A wedding soundtrack
I've needed a while to be ready to write a few blog entries about Sarah's and Ben's wedding, but now I'm there. I think.
I thought I'd start with a little soundtrack.
The processional songs began with Phil Cook's "Ain't It Sweet," to which parents and grandparents entered.
Ben joined to a song I wholeheartedly believe he deserves, Josh Ritter's "Good Man." I could not be happier to have Ben in our family, though I feel he's been a part of it for years.
Sarah and I entered--yes, I had the privilege of walking her down the aisle--to Tom Petty's "Wildflowers." Trite as it is to say, I will never hear this song again without returning to that moment and to a love for Sarah so powerful that I am continually amazed my body can hold it. The song is true for me: no other will ever compare with Sarah.
Oh, yeah: we were walking outside, which made it only better.
After the ceremony, the recessional was the lovely "My Whole Life Long," one of many great songs from local wonder Delta Rae. Sarah, Ben, I, and many others in our extended family all love this group.

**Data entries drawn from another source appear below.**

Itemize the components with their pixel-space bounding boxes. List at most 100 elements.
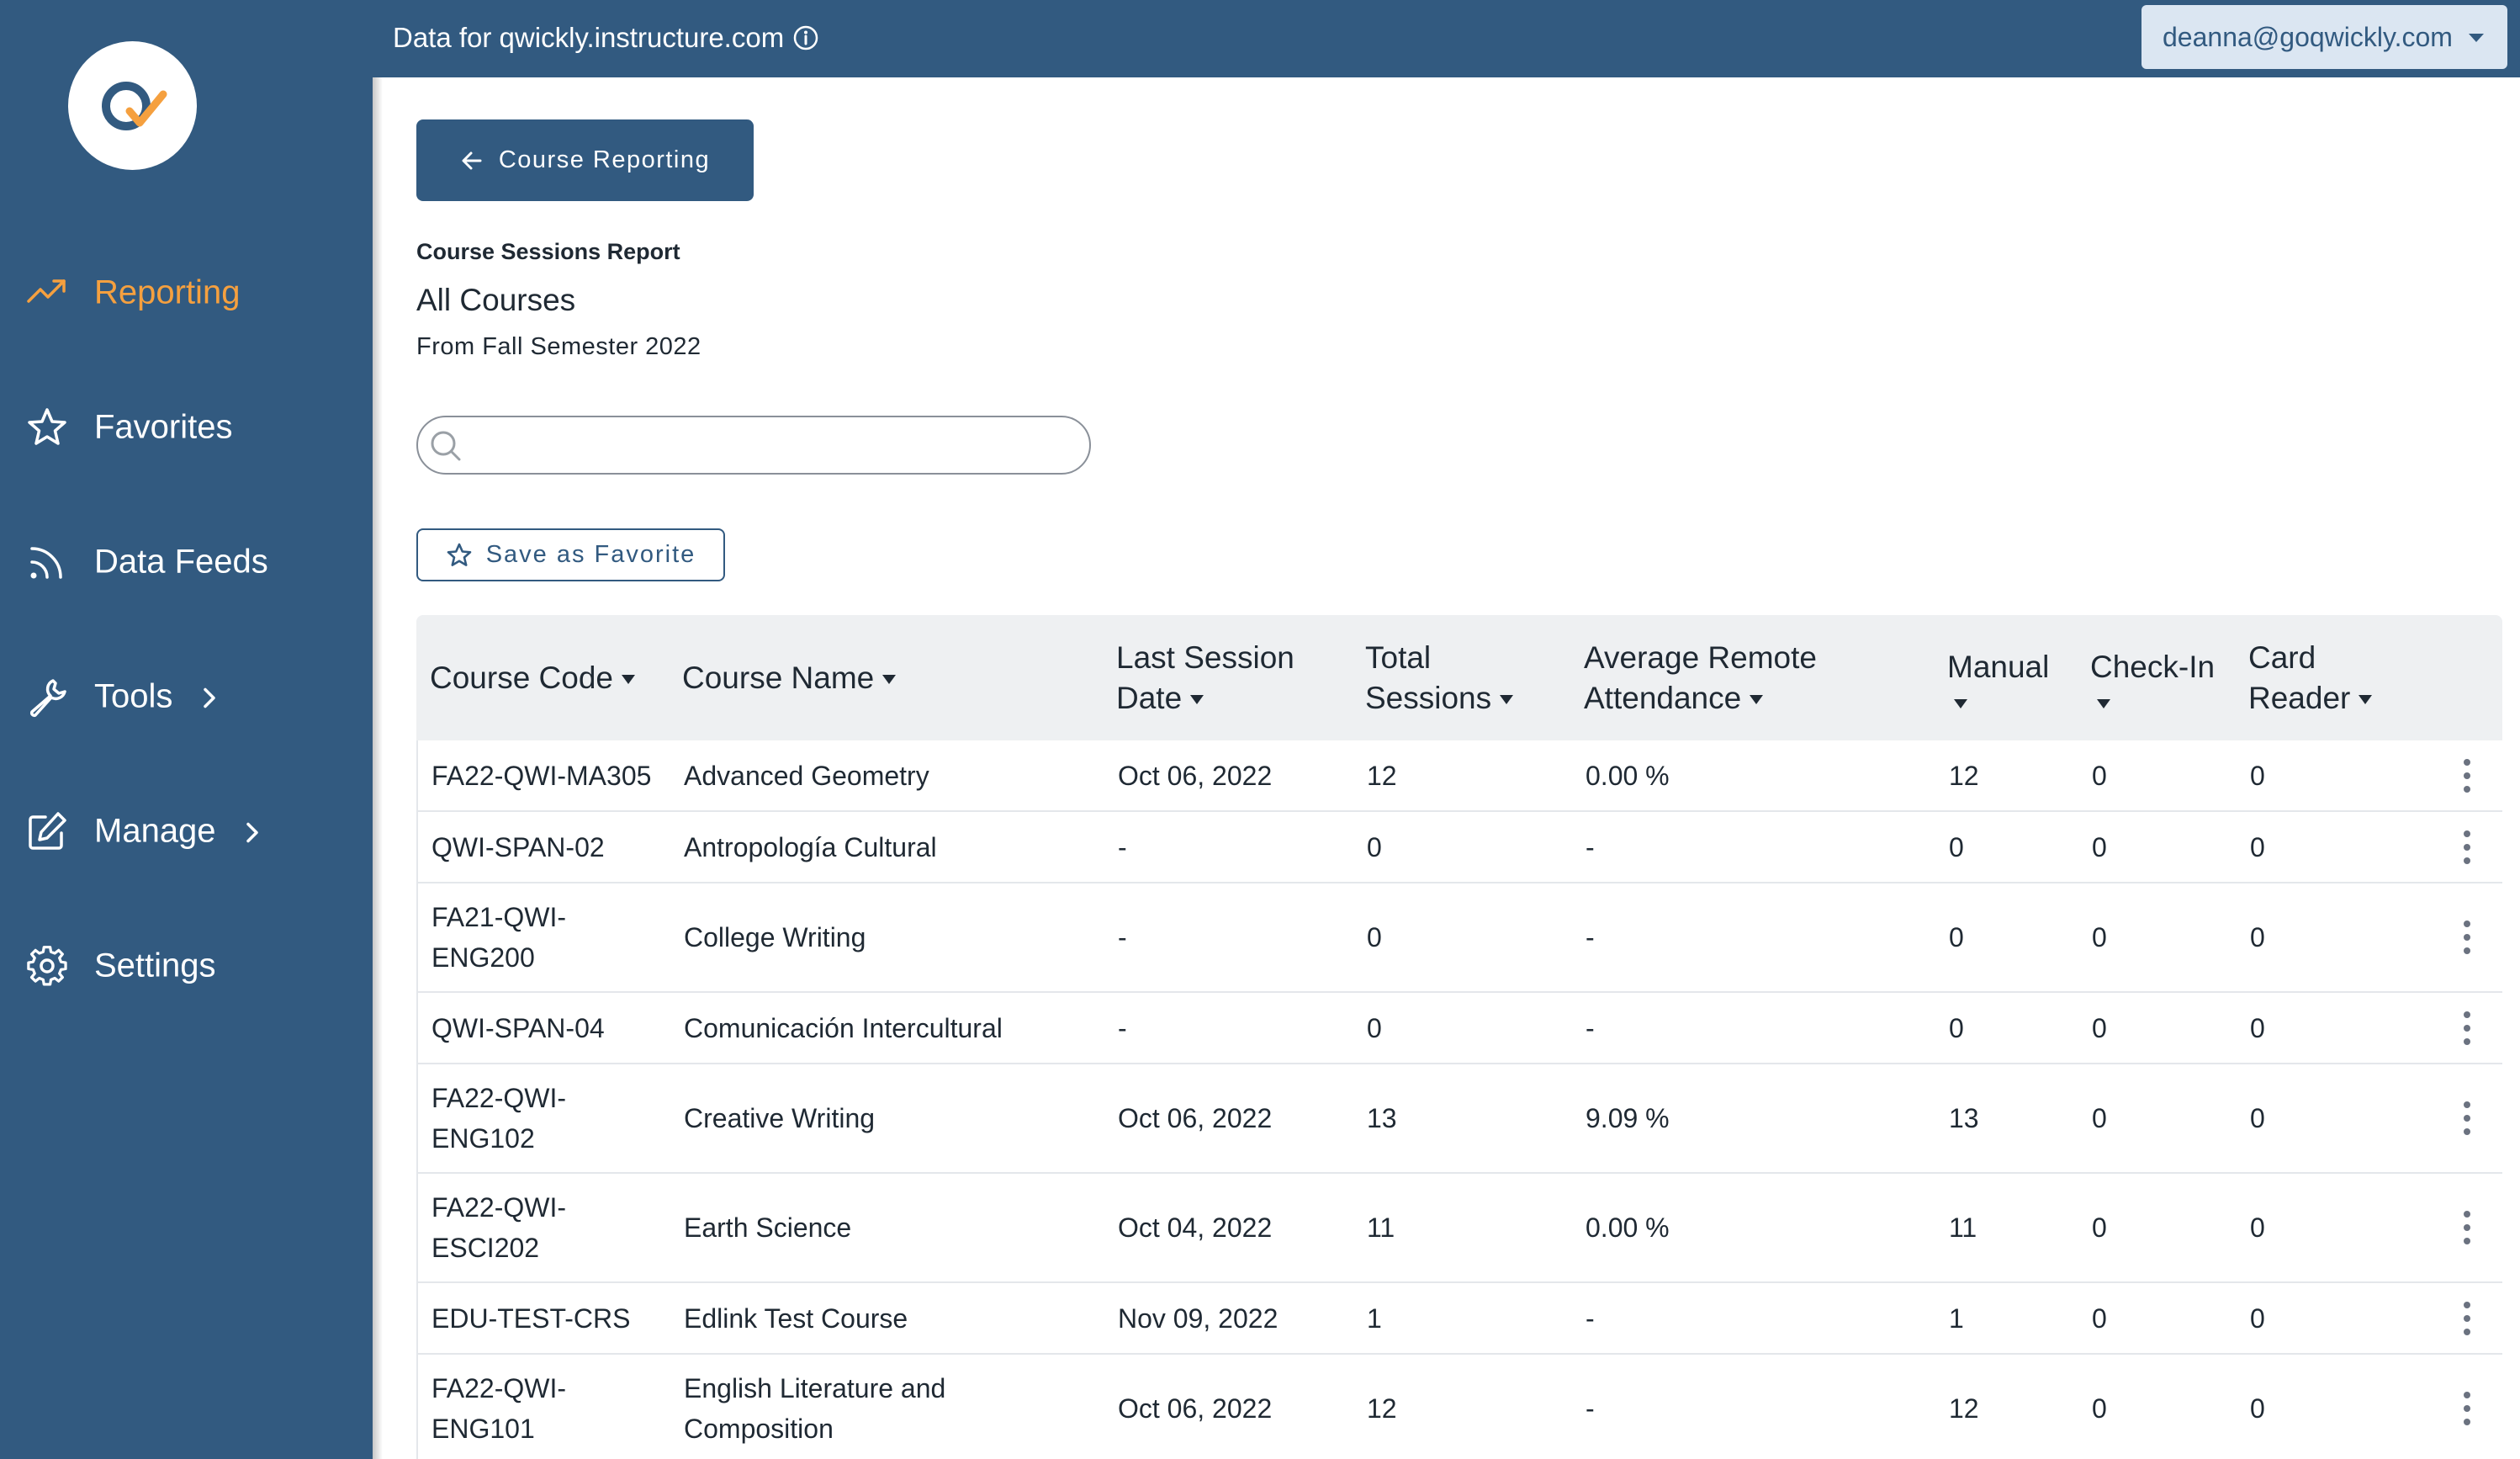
sort-caret-icon bbox=[2097, 699, 2110, 708]
cell-manual: 1 bbox=[1949, 1302, 1964, 1334]
row-actions-kebab-icon[interactable] bbox=[2456, 1301, 2478, 1335]
row-actions-kebab-icon[interactable] bbox=[2456, 920, 2478, 954]
sort-caret-icon bbox=[1954, 699, 1967, 708]
cell-check-in: 0 bbox=[2092, 1012, 2107, 1043]
table-row: FA22-QWI-ESCI202 Earth Science Oct 04, 2… bbox=[416, 1174, 2502, 1283]
cell-course-name: Edlink Test Course bbox=[684, 1302, 908, 1334]
sidebar-item-label: Favorites bbox=[94, 408, 233, 446]
course-reporting-back-button[interactable]: Course Reporting bbox=[416, 119, 754, 201]
cell-course-code: FA22-QWI-ENG102 bbox=[431, 1083, 567, 1154]
column-header-course-name[interactable]: Course Name bbox=[682, 615, 1103, 740]
info-icon[interactable] bbox=[792, 24, 819, 51]
table-row: FA21-QWI-ENG200 College Writing - 0 - 0 … bbox=[416, 883, 2502, 993]
table-row: EDU-TEST-CRS Edlink Test Course Nov 09, … bbox=[416, 1283, 2502, 1355]
cell-card-reader: 0 bbox=[2250, 1012, 2265, 1043]
row-actions-kebab-icon[interactable] bbox=[2456, 1011, 2478, 1045]
sort-caret-icon bbox=[882, 675, 897, 685]
cell-last-session-date: Oct 06, 2022 bbox=[1118, 760, 1273, 791]
sidebar-item-tools[interactable]: Tools bbox=[0, 663, 373, 730]
sidebar-item-data-feeds[interactable]: Data Feeds bbox=[0, 528, 373, 596]
table-body: FA22-QWI-MA305 Advanced Geometry Oct 06,… bbox=[416, 740, 2502, 1459]
cell-total-sessions: 13 bbox=[1367, 1103, 1397, 1133]
column-header-check-in[interactable]: Check-In bbox=[2090, 615, 2233, 740]
edit-icon bbox=[29, 812, 66, 850]
cell-card-reader: 0 bbox=[2250, 1302, 2265, 1334]
cell-check-in: 0 bbox=[2092, 831, 2107, 862]
user-menu-button[interactable]: deanna@goqwickly.com bbox=[2141, 5, 2507, 69]
cell-total-sessions: 12 bbox=[1367, 1393, 1397, 1424]
cell-course-code: FA21-QWI-ENG200 bbox=[431, 902, 567, 973]
save-as-favorite-button[interactable]: Save as Favorite bbox=[416, 528, 725, 581]
user-email: deanna@goqwickly.com bbox=[2163, 21, 2453, 52]
row-actions-kebab-icon[interactable] bbox=[2456, 1101, 2478, 1135]
cell-course-code: QWI-SPAN-04 bbox=[431, 1012, 605, 1043]
sidebar-item-label: Tools bbox=[94, 677, 173, 715]
sort-caret-icon bbox=[2359, 695, 2373, 705]
sort-caret-icon bbox=[622, 675, 636, 685]
star-icon bbox=[28, 408, 66, 445]
gear-icon bbox=[27, 946, 67, 986]
cell-total-sessions: 0 bbox=[1367, 1012, 1382, 1043]
cell-average-remote-attendance: - bbox=[1586, 1302, 1595, 1334]
cell-manual: 13 bbox=[1949, 1103, 1979, 1133]
cell-course-code: FA22-QWI-ESCI202 bbox=[431, 1192, 567, 1263]
chevron-right-icon bbox=[203, 688, 215, 708]
cell-last-session-date: - bbox=[1118, 922, 1127, 952]
column-header-course-code[interactable]: Course Code bbox=[430, 615, 674, 740]
cell-manual: 11 bbox=[1949, 1212, 1977, 1243]
row-actions-kebab-icon[interactable] bbox=[2456, 758, 2478, 793]
column-header-last-session-date[interactable]: Last Session Date bbox=[1116, 639, 1294, 715]
cell-check-in: 0 bbox=[2092, 1302, 2107, 1334]
caret-down-icon bbox=[2469, 34, 2484, 42]
cell-last-session-date: Oct 06, 2022 bbox=[1118, 1393, 1273, 1424]
cell-total-sessions: 0 bbox=[1367, 831, 1382, 862]
row-actions-kebab-icon[interactable] bbox=[2456, 1211, 2478, 1244]
column-header-total-sessions[interactable]: Total Sessions bbox=[1365, 615, 1533, 740]
sidebar-item-manage[interactable]: Manage bbox=[0, 798, 373, 865]
cell-average-remote-attendance: 0.00 % bbox=[1586, 760, 1670, 791]
table-row: FA22-QWI-ENG102 Creative Writing Oct 06,… bbox=[416, 1064, 2502, 1174]
trending-up-icon bbox=[27, 279, 66, 303]
data-source-text: Data for qwickly.instructure.com bbox=[393, 22, 819, 54]
sort-caret-icon bbox=[1500, 695, 1514, 705]
cell-last-session-date: Oct 06, 2022 bbox=[1118, 1103, 1273, 1133]
cell-card-reader: 0 bbox=[2250, 922, 2265, 952]
report-title: All Courses bbox=[416, 283, 576, 317]
table-row: QWI-SPAN-04 Comunicación Intercultural -… bbox=[416, 993, 2502, 1064]
search-input[interactable] bbox=[469, 424, 1074, 466]
cell-total-sessions: 1 bbox=[1367, 1302, 1382, 1334]
sidebar-item-label: Manage bbox=[94, 812, 216, 850]
report-type-label: Course Sessions Report bbox=[416, 239, 680, 264]
cell-manual: 12 bbox=[1949, 760, 1979, 791]
cell-manual: 0 bbox=[1949, 922, 1964, 952]
cell-total-sessions: 11 bbox=[1367, 1212, 1395, 1243]
cell-last-session-date: - bbox=[1118, 1012, 1127, 1043]
column-header-manual[interactable]: Manual bbox=[1947, 615, 2065, 740]
cell-manual: 0 bbox=[1949, 831, 1964, 862]
cell-check-in: 0 bbox=[2092, 1103, 2107, 1133]
cell-course-code: QWI-SPAN-02 bbox=[431, 831, 605, 862]
arrow-left-icon bbox=[462, 151, 482, 169]
cell-average-remote-attendance: 9.09 % bbox=[1586, 1103, 1670, 1133]
row-actions-kebab-icon[interactable] bbox=[2456, 1392, 2478, 1425]
cell-average-remote-attendance: - bbox=[1586, 922, 1595, 952]
logo-icon bbox=[101, 81, 167, 130]
sidebar-item-settings[interactable]: Settings bbox=[0, 932, 373, 1000]
back-button-label: Course Reporting bbox=[498, 146, 711, 173]
star-icon bbox=[447, 543, 471, 566]
cell-card-reader: 0 bbox=[2250, 1103, 2265, 1133]
cell-course-code: FA22-QWI-ENG101 bbox=[431, 1373, 567, 1444]
column-header-card-reader[interactable]: Card Reader bbox=[2248, 615, 2391, 740]
cell-last-session-date: Nov 09, 2022 bbox=[1118, 1302, 1279, 1334]
chevron-right-icon bbox=[246, 823, 258, 843]
sort-caret-icon bbox=[1750, 695, 1764, 705]
cell-average-remote-attendance: - bbox=[1586, 1012, 1595, 1043]
qwickly-logo[interactable] bbox=[68, 41, 197, 170]
cell-check-in: 0 bbox=[2092, 760, 2107, 791]
row-actions-kebab-icon[interactable] bbox=[2456, 830, 2478, 864]
column-header-average-remote-attendance[interactable]: Average Remote Attendance bbox=[1584, 639, 1817, 715]
sidebar-item-reporting[interactable]: Reporting bbox=[0, 259, 373, 326]
top-bar: Data for qwickly.instructure.com deanna@… bbox=[373, 0, 2520, 77]
sidebar-item-favorites[interactable]: Favorites bbox=[0, 394, 373, 461]
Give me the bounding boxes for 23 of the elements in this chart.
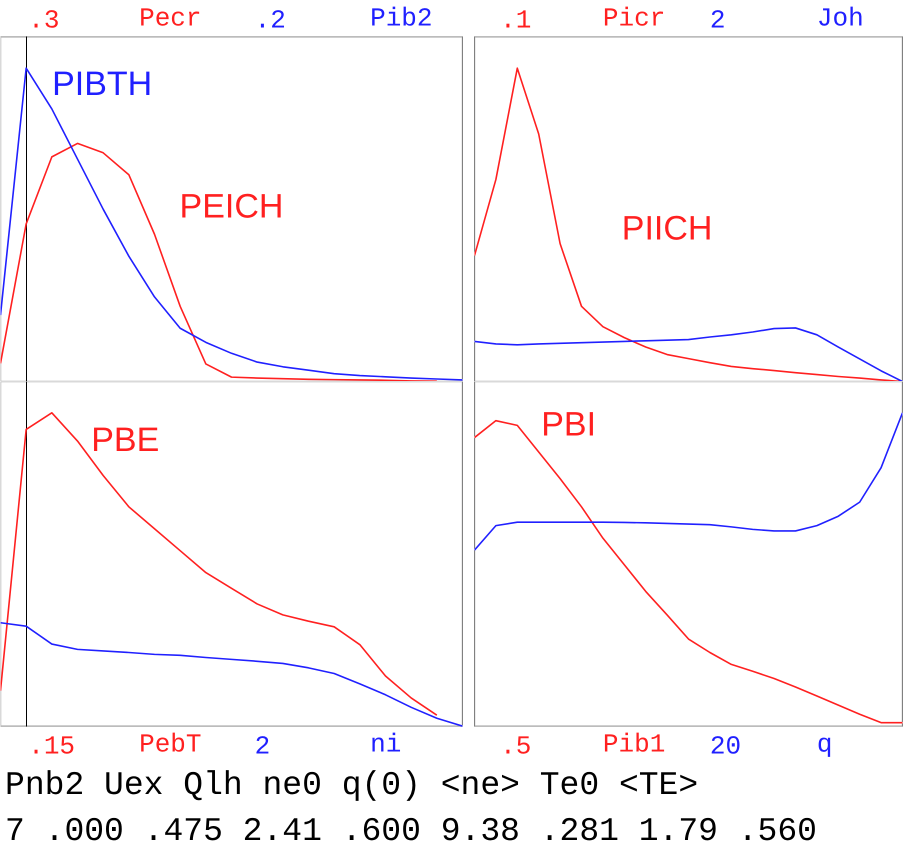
annotation: PEICH	[180, 188, 284, 226]
text: Pib2	[370, 4, 433, 34]
text: .2	[254, 6, 286, 36]
annotation: PIICH	[622, 210, 712, 248]
text: 7 .000 .475 2.41 .600 9.38 .281 1.79 .560	[5, 813, 817, 850]
text: q	[816, 729, 833, 760]
annotation: PIBTH	[52, 65, 152, 104]
text: Pnb2 Uex Qlh ne0 q(0) <ne> Te0 <TE>	[5, 767, 698, 804]
text: Pib1	[602, 729, 666, 760]
series-label: ni	[370, 729, 402, 760]
text: .15	[28, 731, 76, 762]
annotation: PBI	[541, 406, 596, 444]
annotation: PBE	[91, 421, 160, 460]
text: Pecr	[139, 4, 202, 34]
text: 2	[254, 731, 270, 762]
text: .3	[28, 6, 60, 36]
text: Picr	[602, 4, 666, 34]
text: 2	[710, 6, 726, 36]
text: .5	[500, 731, 532, 762]
text: .1	[500, 6, 532, 36]
text: PebT	[139, 729, 202, 760]
text: Joh	[816, 4, 864, 34]
text: 20	[710, 731, 742, 762]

At the dinner afterward, Sarah's and Ben's first dance was to a song, "My Favorite Place," from another family favorite, Stephen Kellogg.
Last in what I'll play--the evening contained a great deal more music than what I'm including here--was the song to which I danced with Sarah in the traditional father/daughter dance. Even typing these words, my feelings about those moments with her are so intense that I am tearing up. The story behind her choice of this song is a whole blog entry on its own; I may even have written it. I could write another whole entry about that dance, and maybe I will.
The song was John Hiatt's "Have a Little Faith In Me." I can tell you that from the moment she was born I have had for Sarah all the faith I am capable of mustering, and then some.
I have said it for all of Sarah's life, and I will keep saying it until the day I die: I have the best daughter in the world, and I am the luckiest father in the world to have her. I have spent every day since her birth trying to be worthy of her.
My face is now wet, so I have no more to give tonight save this: Sarah, I will always reward any faith you give me. I love you.
1 comment:
When I got married one of our recessional tunes was 'Marche au Supplice'. Only a few people under stood the significance.